Kemudian, pada tahun 2017 pemerintah akan menghentikan izin pendirian lembaga-lembaga pendidikan tinggi akademik dan mendorong pengembangan pendidikan tinggi kejuruan (Kompas, 29 Desember 2016). Tujuannya untuk sejalan dengan kepentingan dan meniru penyelenggaraan pendidikan tinggi di negara-negara maju telah menjadi pertimbangan utama.
Ini adalah bukti bahwa desain pendidikan tinggi Indonesia bersifat pragmatis, berorientasi pada peradaban Barat, serta tidak memiliki visi yang cukup untuk menghasilkan sumber daya manusia yang akan membangun negara dan memimpin peradaban.
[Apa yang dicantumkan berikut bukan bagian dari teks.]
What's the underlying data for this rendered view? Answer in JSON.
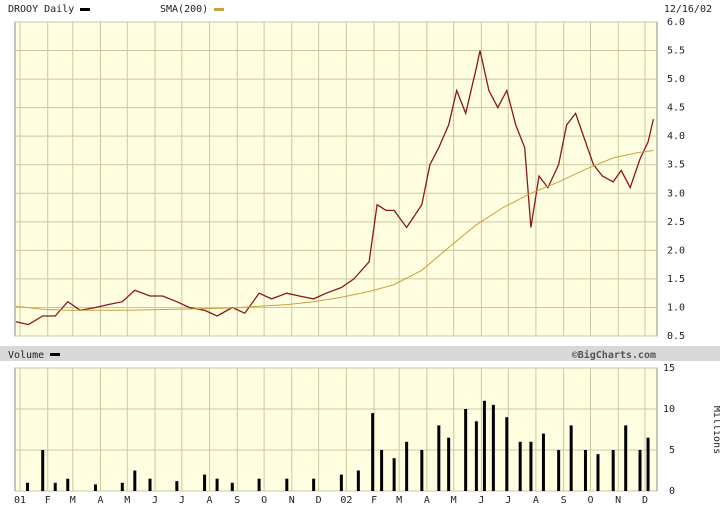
{
  "header": {
    "symbol_label": "DROOY Daily",
    "sma_label": "SMA(200)",
    "date": "12/16/02"
  },
  "volume_header": {
    "label": "Volume",
    "watermark": "©BigCharts.com"
  },
  "colors": {
    "plot_bg": "#fffee0",
    "grid": "#c9c9a0",
    "price_bars": "#8a1818",
    "sma": "#c9a040",
    "volume_bars": "#000000",
    "band": "#d8d8d8"
  },
  "chart_data": [
    {
      "type": "ohlc-line",
      "title": "DROOY Daily",
      "series": [
        {
          "name": "DROOY Daily",
          "points": [
            [
              "2001-01-02",
              0.75
            ],
            [
              "2001-01-16",
              0.7
            ],
            [
              "2001-02-01",
              0.85
            ],
            [
              "2001-02-15",
              0.85
            ],
            [
              "2001-03-01",
              1.1
            ],
            [
              "2001-03-15",
              0.95
            ],
            [
              "2001-04-01",
              1.0
            ],
            [
              "2001-04-15",
              1.05
            ],
            [
              "2001-05-01",
              1.1
            ],
            [
              "2001-05-15",
              1.3
            ],
            [
              "2001-06-01",
              1.2
            ],
            [
              "2001-06-15",
              1.2
            ],
            [
              "2001-07-01",
              1.1
            ],
            [
              "2001-07-15",
              1.0
            ],
            [
              "2001-08-01",
              0.95
            ],
            [
              "2001-08-15",
              0.85
            ],
            [
              "2001-09-01",
              1.0
            ],
            [
              "2001-09-15",
              0.9
            ],
            [
              "2001-10-01",
              1.25
            ],
            [
              "2001-10-15",
              1.15
            ],
            [
              "2001-11-01",
              1.25
            ],
            [
              "2001-11-15",
              1.2
            ],
            [
              "2001-12-01",
              1.15
            ],
            [
              "2001-12-15",
              1.25
            ],
            [
              "2002-01-01",
              1.35
            ],
            [
              "2002-01-15",
              1.5
            ],
            [
              "2002-02-01",
              1.8
            ],
            [
              "2002-02-10",
              2.8
            ],
            [
              "2002-02-20",
              2.7
            ],
            [
              "2002-03-01",
              2.7
            ],
            [
              "2002-03-15",
              2.4
            ],
            [
              "2002-04-01",
              2.8
            ],
            [
              "2002-04-10",
              3.5
            ],
            [
              "2002-04-20",
              3.8
            ],
            [
              "2002-05-01",
              4.2
            ],
            [
              "2002-05-10",
              4.8
            ],
            [
              "2002-05-20",
              4.4
            ],
            [
              "2002-06-01",
              5.2
            ],
            [
              "2002-06-05",
              5.5
            ],
            [
              "2002-06-15",
              4.8
            ],
            [
              "2002-06-25",
              4.5
            ],
            [
              "2002-07-05",
              4.8
            ],
            [
              "2002-07-15",
              4.2
            ],
            [
              "2002-07-25",
              3.8
            ],
            [
              "2002-08-01",
              2.4
            ],
            [
              "2002-08-10",
              3.3
            ],
            [
              "2002-08-20",
              3.1
            ],
            [
              "2002-09-01",
              3.5
            ],
            [
              "2002-09-10",
              4.2
            ],
            [
              "2002-09-20",
              4.4
            ],
            [
              "2002-10-01",
              3.9
            ],
            [
              "2002-10-10",
              3.5
            ],
            [
              "2002-10-20",
              3.3
            ],
            [
              "2002-11-01",
              3.2
            ],
            [
              "2002-11-10",
              3.4
            ],
            [
              "2002-11-20",
              3.1
            ],
            [
              "2002-12-01",
              3.6
            ],
            [
              "2002-12-10",
              3.9
            ],
            [
              "2002-12-16",
              4.3
            ]
          ]
        },
        {
          "name": "SMA(200)",
          "points": [
            [
              "2001-01-02",
              1.02
            ],
            [
              "2001-02-01",
              0.97
            ],
            [
              "2001-03-01",
              0.95
            ],
            [
              "2001-04-01",
              0.95
            ],
            [
              "2001-05-01",
              0.95
            ],
            [
              "2001-06-01",
              0.96
            ],
            [
              "2001-07-01",
              0.97
            ],
            [
              "2001-08-01",
              0.98
            ],
            [
              "2001-09-01",
              0.99
            ],
            [
              "2001-10-01",
              1.02
            ],
            [
              "2001-11-01",
              1.05
            ],
            [
              "2001-12-01",
              1.1
            ],
            [
              "2002-01-01",
              1.18
            ],
            [
              "2002-02-01",
              1.28
            ],
            [
              "2002-03-01",
              1.4
            ],
            [
              "2002-04-01",
              1.65
            ],
            [
              "2002-05-01",
              2.05
            ],
            [
              "2002-06-01",
              2.45
            ],
            [
              "2002-07-01",
              2.75
            ],
            [
              "2002-08-01",
              3.0
            ],
            [
              "2002-09-01",
              3.2
            ],
            [
              "2002-10-01",
              3.42
            ],
            [
              "2002-11-01",
              3.62
            ],
            [
              "2002-12-01",
              3.72
            ],
            [
              "2002-12-16",
              3.75
            ]
          ]
        }
      ],
      "y_ticks": [
        "6.0",
        "5.5",
        "5.0",
        "4.5",
        "4.0",
        "3.5",
        "3.0",
        "2.5",
        "2.0",
        "1.5",
        "1.0",
        "0.5"
      ],
      "ylim": [
        0.5,
        6.0
      ],
      "x_tick_labels": [
        "01",
        "F",
        "M",
        "A",
        "M",
        "J",
        "J",
        "A",
        "S",
        "O",
        "N",
        "D",
        "02",
        "F",
        "M",
        "A",
        "M",
        "J",
        "J",
        "A",
        "S",
        "O",
        "N",
        "D"
      ],
      "xlim": [
        "2001-01-01",
        "2002-12-20"
      ],
      "grid": true,
      "legend": "top-left"
    },
    {
      "type": "bar",
      "title": "Volume",
      "ylabel": "Millions",
      "y_ticks": [
        "15",
        "10",
        "5",
        "0"
      ],
      "ylim": [
        0,
        15
      ],
      "x_tick_labels": [
        "01",
        "F",
        "M",
        "A",
        "M",
        "J",
        "J",
        "A",
        "S",
        "O",
        "N",
        "D",
        "02",
        "F",
        "M",
        "A",
        "M",
        "J",
        "J",
        "A",
        "S",
        "O",
        "N",
        "D"
      ],
      "xlim": [
        "2001-01-01",
        "2002-12-20"
      ],
      "series": [
        {
          "points": [
            [
              "2001-01-15",
              1.0
            ],
            [
              "2001-02-01",
              5.0
            ],
            [
              "2001-02-15",
              1.0
            ],
            [
              "2001-03-01",
              1.5
            ],
            [
              "2001-04-01",
              0.8
            ],
            [
              "2001-05-01",
              1.0
            ],
            [
              "2001-05-15",
              2.5
            ],
            [
              "2001-06-01",
              1.5
            ],
            [
              "2001-07-01",
              1.2
            ],
            [
              "2001-08-01",
              2.0
            ],
            [
              "2001-08-15",
              1.5
            ],
            [
              "2001-09-01",
              1.0
            ],
            [
              "2001-10-01",
              1.5
            ],
            [
              "2001-11-01",
              1.5
            ],
            [
              "2001-12-01",
              1.5
            ],
            [
              "2002-01-01",
              2.0
            ],
            [
              "2002-01-20",
              2.5
            ],
            [
              "2002-02-05",
              9.5
            ],
            [
              "2002-02-15",
              5.0
            ],
            [
              "2002-03-01",
              4.0
            ],
            [
              "2002-03-15",
              6.0
            ],
            [
              "2002-04-01",
              5.0
            ],
            [
              "2002-04-20",
              8.0
            ],
            [
              "2002-05-01",
              6.5
            ],
            [
              "2002-05-20",
              10.0
            ],
            [
              "2002-06-01",
              8.5
            ],
            [
              "2002-06-10",
              11.0
            ],
            [
              "2002-06-20",
              10.5
            ],
            [
              "2002-07-05",
              9.0
            ],
            [
              "2002-07-20",
              6.0
            ],
            [
              "2002-08-01",
              6.0
            ],
            [
              "2002-08-15",
              7.0
            ],
            [
              "2002-09-01",
              5.0
            ],
            [
              "2002-09-15",
              8.0
            ],
            [
              "2002-10-01",
              5.0
            ],
            [
              "2002-10-15",
              4.5
            ],
            [
              "2002-11-01",
              5.0
            ],
            [
              "2002-11-15",
              8.0
            ],
            [
              "2002-12-01",
              5.0
            ],
            [
              "2002-12-10",
              6.5
            ]
          ]
        }
      ]
    }
  ]
}
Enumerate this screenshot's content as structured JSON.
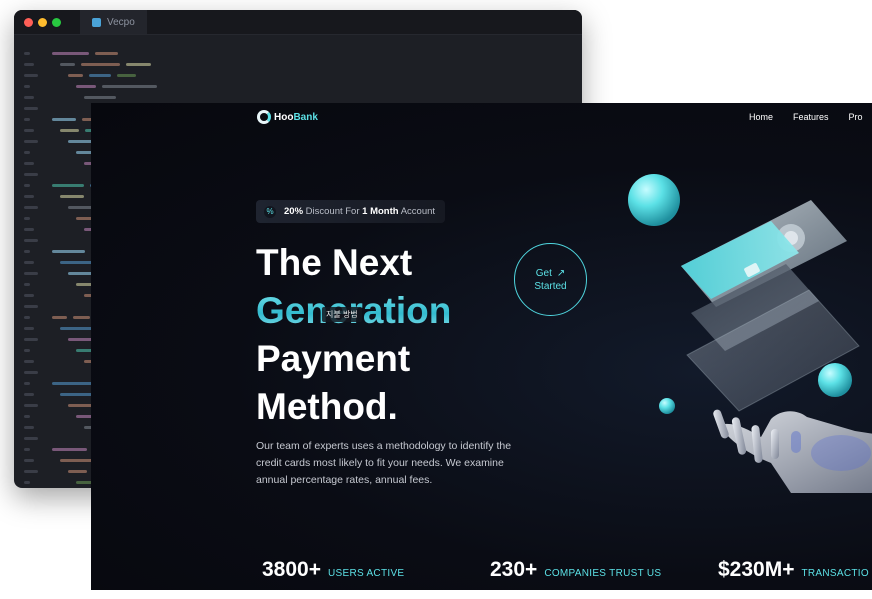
{
  "editor": {
    "tab_label": "Vecpo"
  },
  "site": {
    "logo": {
      "part1": "Hoo",
      "part2": "Bank"
    },
    "nav": [
      "Home",
      "Features",
      "Pro"
    ],
    "badge": {
      "prefix_bold": "20%",
      "middle": "Discount For",
      "mid_bold": "1 Month",
      "suffix": "Account"
    },
    "headline": {
      "line1": "The Next",
      "line2": "Generation",
      "line3": "Payment",
      "line4": "Method."
    },
    "tooltip": "지불 방법",
    "description": "Our team of experts uses a methodology to identify the credit cards most likely to fit your needs. We examine annual percentage rates, annual fees.",
    "cta": {
      "line1": "Get",
      "line2": "Started",
      "arrow": "↗"
    },
    "stats": [
      {
        "value": "3800+",
        "label": "USERS ACTIVE"
      },
      {
        "value": "230+",
        "label": "COMPANIES TRUST US"
      },
      {
        "value": "$230M+",
        "label": "TRANSACTIO"
      }
    ],
    "colors": {
      "accent": "#5ce1e6",
      "background": "#07080e"
    }
  }
}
Apalagi Perguruan tinggi sedang diarahkan untuk memenuhi kebutuhan industri atau pasar.
Misalnya, Agenda RI 4.0 menjadikan negara-negara Barat sangat berkepentingan terhadap pendidikan tinggi dan riset. Khususnya agenda ekonomi pasar bebas knowledge based economy (KBE), yang pada agenda KBE ini ilmu didudukkan hanya sebatas faktor produksi untuk pertumbuhan ekonomi dan World Class University (WCU) sebagai pilarnya.
Padahal WCU sendiri akan menimbulkan bahaya bagi sistem pendidikan. Yaitu menjauhkan peran intelektual yang selayaknya berkontribusi untuk umat. Namun berubah menjadi komoditas bisnis untuk dikomersialisasikan.
Kalau begini, kaum terpelajar bagaikan intelektual robot, di mana aspek intelektualitasnya dieksploitasi demi capaian ilmu pengetahuan sebagai komoditi ekonomi. Ironis, mereka hanya mampu menurut pada pemegang remote control dirinya, yaitu para pemilik dana riset.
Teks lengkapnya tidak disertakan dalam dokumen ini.